La industria en alerta: el uso de capacidad instalada cayó al 58,2% en julio

La fotografía de julio muestra más que un dato coyuntural: exhibe el agotamiento de una estrategia que prioriza la estabilidad financiera a costa de la actividad productiva. El riesgo es que, detrás de cada punto menos de capacidad instalada, haya no solo máquinas apagadas, sino familias sin ingresos y un tejido industrial cada vez más debilitado.

La industria argentina atraviesa una nueva señal de alarma. Según datos del INDEC, la utilización de capacidad instalada se desplomó al 58,2% en julio, lo que marca no solo un retroceso respecto del mes previo, sino también la primera caída interanual desde noviembre de 2024.

Con ocho meses consecutivos por debajo del 60%, el indicador confirma un estancamiento persistente que se combina con un mercado laboral en retroceso.

El dato refleja con crudeza la contracara de la política económica actual. Mientras el Gobierno recurrió en julio a tasas de interés exorbitantes para contener la volatilidad financiera y la escalada del dólar, la contracción del crédito y la incertidumbre paralizaron la inversión y el consumo. El resultado es un círculo vicioso: la industria produce menos, emplea menos y utiliza cada vez menos de su capacidad instalada.

El derrumbe no es uniforme, pero sí preocupante. Los sectores más castigados son los más dependientes del mercado interno: la industria automotriz cayó del 52,2% al 44,1%, la textil se hundió del 49% al 44% y los productos de caucho y plástico tocaron un alarmante 43,2%. El golpe del boom de importaciones se hace sentir con fuerza en ramas que difícilmente puedan competir con bienes importados más baratos en un contexto de demanda deprimida.

En contraste, los sectores con mejor desempeño son aquellos con fuerte salida exportadora, como la refinación de petróleo (81,7%) o las industrias metálicas básicas (63,9%). Esta heterogeneidad desnuda un modelo productivo cada vez más fragmentado: los rubros orientados al mercado externo logran sostenerse, mientras los que dependen del consumo interno se hunden, arrastrando consigo empleos y pymes.

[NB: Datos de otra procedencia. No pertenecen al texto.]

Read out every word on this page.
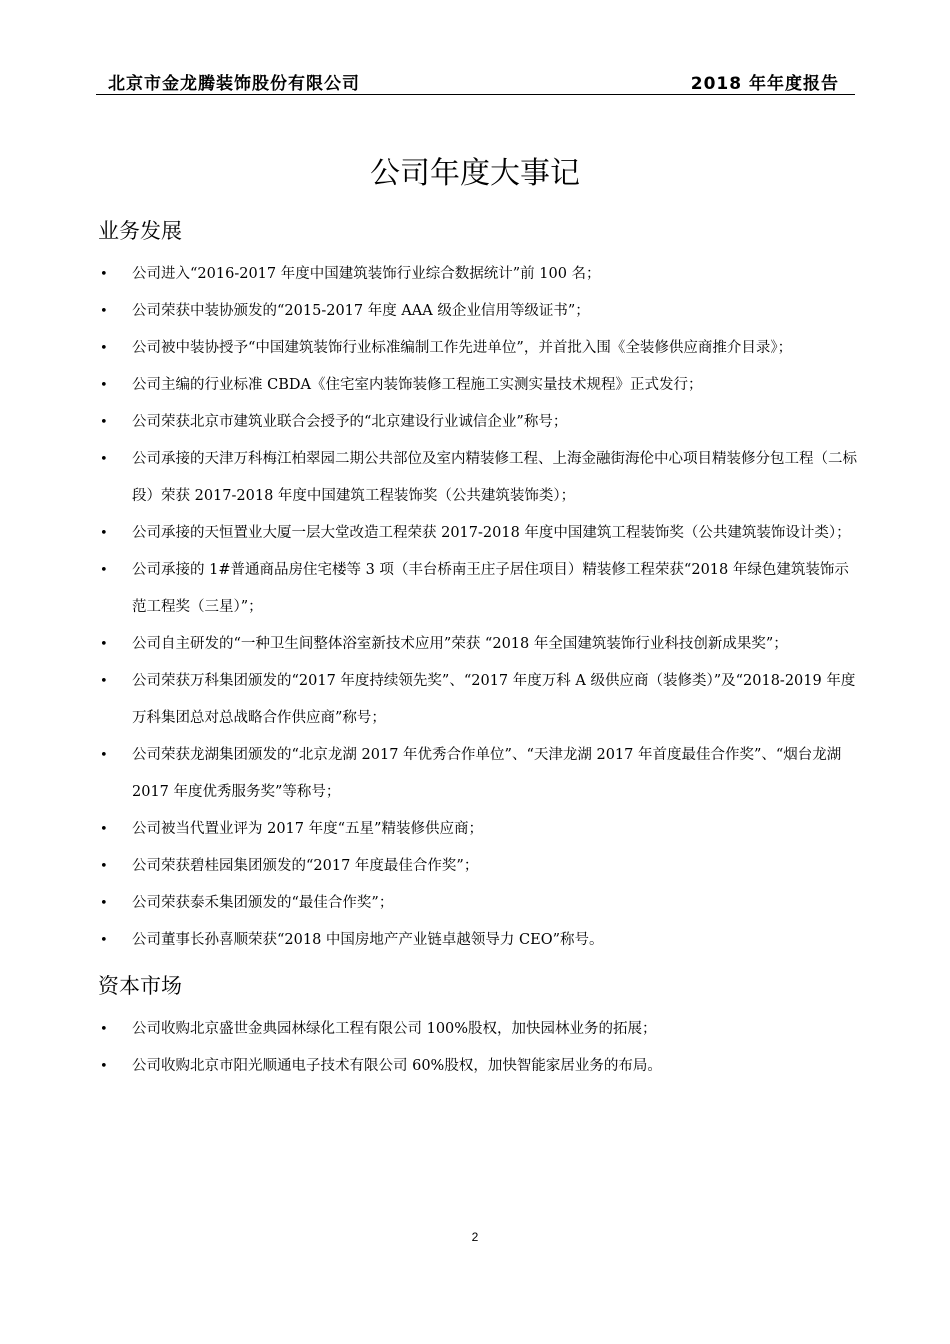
北京市金龙腾装饰股份有限公司	2018 年年度报告
公司年度大事记
业务发展
• 公司进入“2016-2017 年度中国建筑装饰行业综合数据统计”前 100 名；
• 公司荣获中装协颁发的“2015-2017 年度 AAA 级企业信用等级证书”；
• 公司被中装协授予“中国建筑装饰行业标准编制工作先进单位”，并首批入围《全装修供应商推介目录》；
• 公司主编的行业标准 CBDA《住宅室内装饰装修工程施工实测实量技术规程》正式发行；
• 公司荣获北京市建筑业联合会授予的“北京建设行业诚信企业”称号；
• 公司承接的天津万科梅江柏翠园二期公共部位及室内精装修工程、上海金融街海伦中心项目精装修分包工程（二标段）荣获 2017-2018 年度中国建筑工程装饰奖（公共建筑装饰类）；
• 公司承接的天恒置业大厦一层大堂改造工程荣获 2017-2018 年度中国建筑工程装饰奖（公共建筑装饰设计类）；
• 公司承接的 1#普通商品房住宅楼等 3 项（丰台桥南王庄子居住项目）精装修工程荣获“2018 年绿色建筑装饰示范工程奖（三星）”；
• 公司自主研发的“一种卫生间整体浴室新技术应用”荣获 “2018 年全国建筑装饰行业科技创新成果奖”；
• 公司荣获万科集团颁发的“2017 年度持续领先奖”、“2017 年度万科 A 级供应商（装修类）”及“2018-2019 年度万科集团总对总战略合作供应商”称号；
• 公司荣获龙湖集团颁发的“北京龙湖 2017 年优秀合作单位”、“天津龙湖 2017 年首度最佳合作奖”、“烟台龙湖 2017 年度优秀服务奖”等称号；
• 公司被当代置业评为 2017 年度“五星”精装修供应商；
• 公司荣获碧桂园集团颁发的“2017 年度最佳合作奖”；
• 公司荣获泰禾集团颁发的“最佳合作奖”；
• 公司董事长孙喜顺荣获“2018 中国房地产产业链卓越领导力 CEO”称号。
资本市场
• 公司收购北京盛世金典园林绿化工程有限公司 100%股权，加快园林业务的拓展；
• 公司收购北京市阳光顺通电子技术有限公司 60%股权，加快智能家居业务的布局。
2
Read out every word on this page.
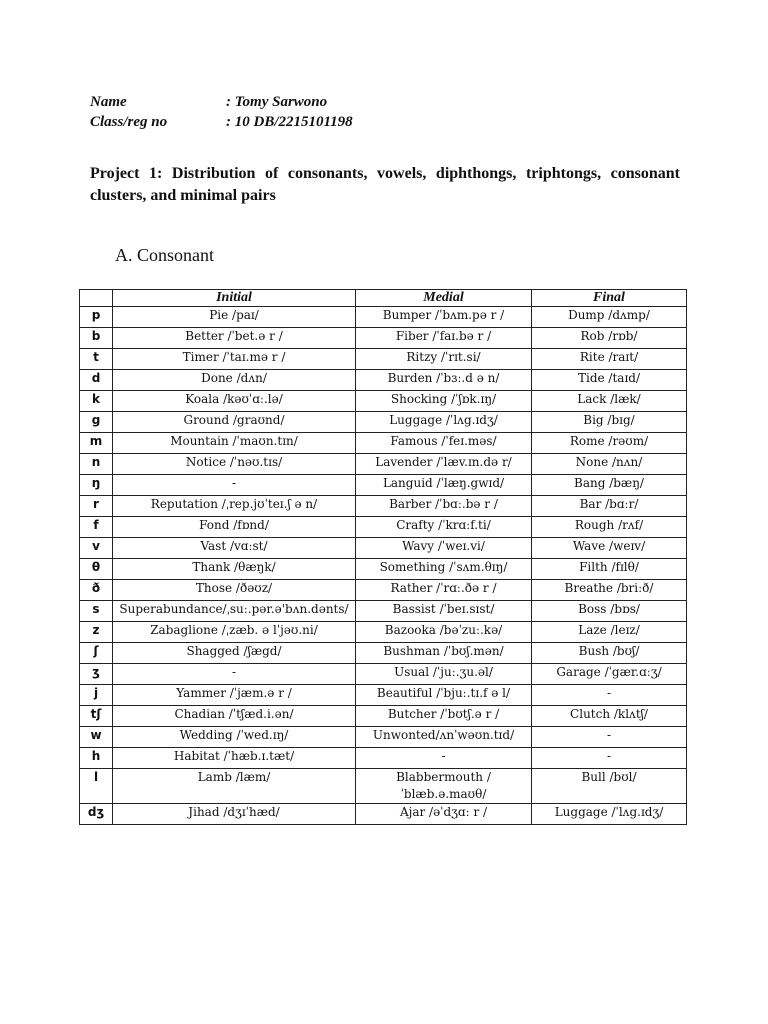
Name	: Tomy Sarwono
Class/reg no	: 10 DB/2215101198
Project 1: Distribution of consonants, vowels, diphthongs, triphtongs, consonant clusters, and minimal pairs
A. Consonant
	Initial	Medial	Final
p	Pie /paɪ/	Bumper /ˈbʌm.pə r /	Dump /dʌmp/
b	Better /ˈbet.ə r /	Fiber /ˈfaɪ.bə r /	Rob /rɒb/
t	Timer /ˈtaɪ.mə r /	Ritzy /ˈrɪt.si/	Rite /raɪt/
d	Done /dʌn/	Burden /ˈbɜː.d ə n/	Tide /taɪd/
k	Koala /kəʊˈɑː.lə/	Shocking /ˈʃɒk.ɪŋ/	Lack /læk/
g	Ground /graʊnd/	Luggage /ˈlʌg.ɪdʒ/	Big /bɪg/
m	Mountain /ˈmaʊn.tɪn/	Famous /ˈfeɪ.məs/	Rome /rəʊm/
n	Notice /ˈnəʊ.tɪs/	Lavender /ˈlæv.ɪn.də r/	None /nʌn/
ŋ	-	Languid /ˈlæŋ.gwɪd/	Bang /bæŋ/
r	Reputation /ˌrep.jʊˈteɪ.ʃ ə n/	Barber /ˈbɑː.bə r /	Bar /bɑːr/
f	Fond /fɒnd/	Crafty /ˈkrɑːf.ti/	Rough /rʌf/
v	Vast /vɑːst/	Wavy /ˈweɪ.vi/	Wave /weɪv/
θ	Thank /θæŋk/	Something /ˈsʌm.θɪŋ/	Filth /fɪlθ/
ð	Those /ðəʊz/	Rather /ˈrɑː.ðə r /	Breathe /briːð/
s	Superabundance/ˌsuː.pər.ə'bʌn.dənts/	Bassist /ˈbeɪ.sɪst/	Boss /bɒs/
z	Zabaglione /ˌzæb. ə lˈjəʊ.ni/	Bazooka /bəˈzuː.kə/	Laze /leɪz/
ʃ	Shagged /ʃægd/	Bushman /ˈbʊʃ.mən/	Bush /bʊʃ/
ʒ	-	Usual /ˈjuː.ʒu.əl/	Garage /ˈgær.ɑːʒ/
j	Yammer /ˈjæm.ə r /	Beautiful /ˈbjuː.tɪ.f ə l/	-
tʃ	Chadian /ˈtʃæd.i.ən/	Butcher /ˈbʊtʃ.ə r /	Clutch /klʌtʃ/
w	Wedding /ˈwed.ɪŋ/	Unwonted/ʌnˈwəʊn.tɪd/	-
h	Habitat /ˈhæb.ɪ.tæt/	-	-
l	Lamb /læm/	Blabbermouth /ˈblæb.ə.maʊθ/	Bull /bʊl/
dʒ	Jihad /dʒɪˈhæd/	Ajar /əˈdʒɑː r /	Luggage /ˈlʌg.ɪdʒ/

El escenario plantea una doble alerta. Por un lado, el retroceso del empleo industrial amenaza con profundizar la crisis social en un país con alta informalidad y desempleo en ascenso. Por otro, la caída en la utilización de capacidad instalada marca que las fábricas trabajan a media máquina, desaprovechando recursos y dejando ociosas inversiones ya realizadas.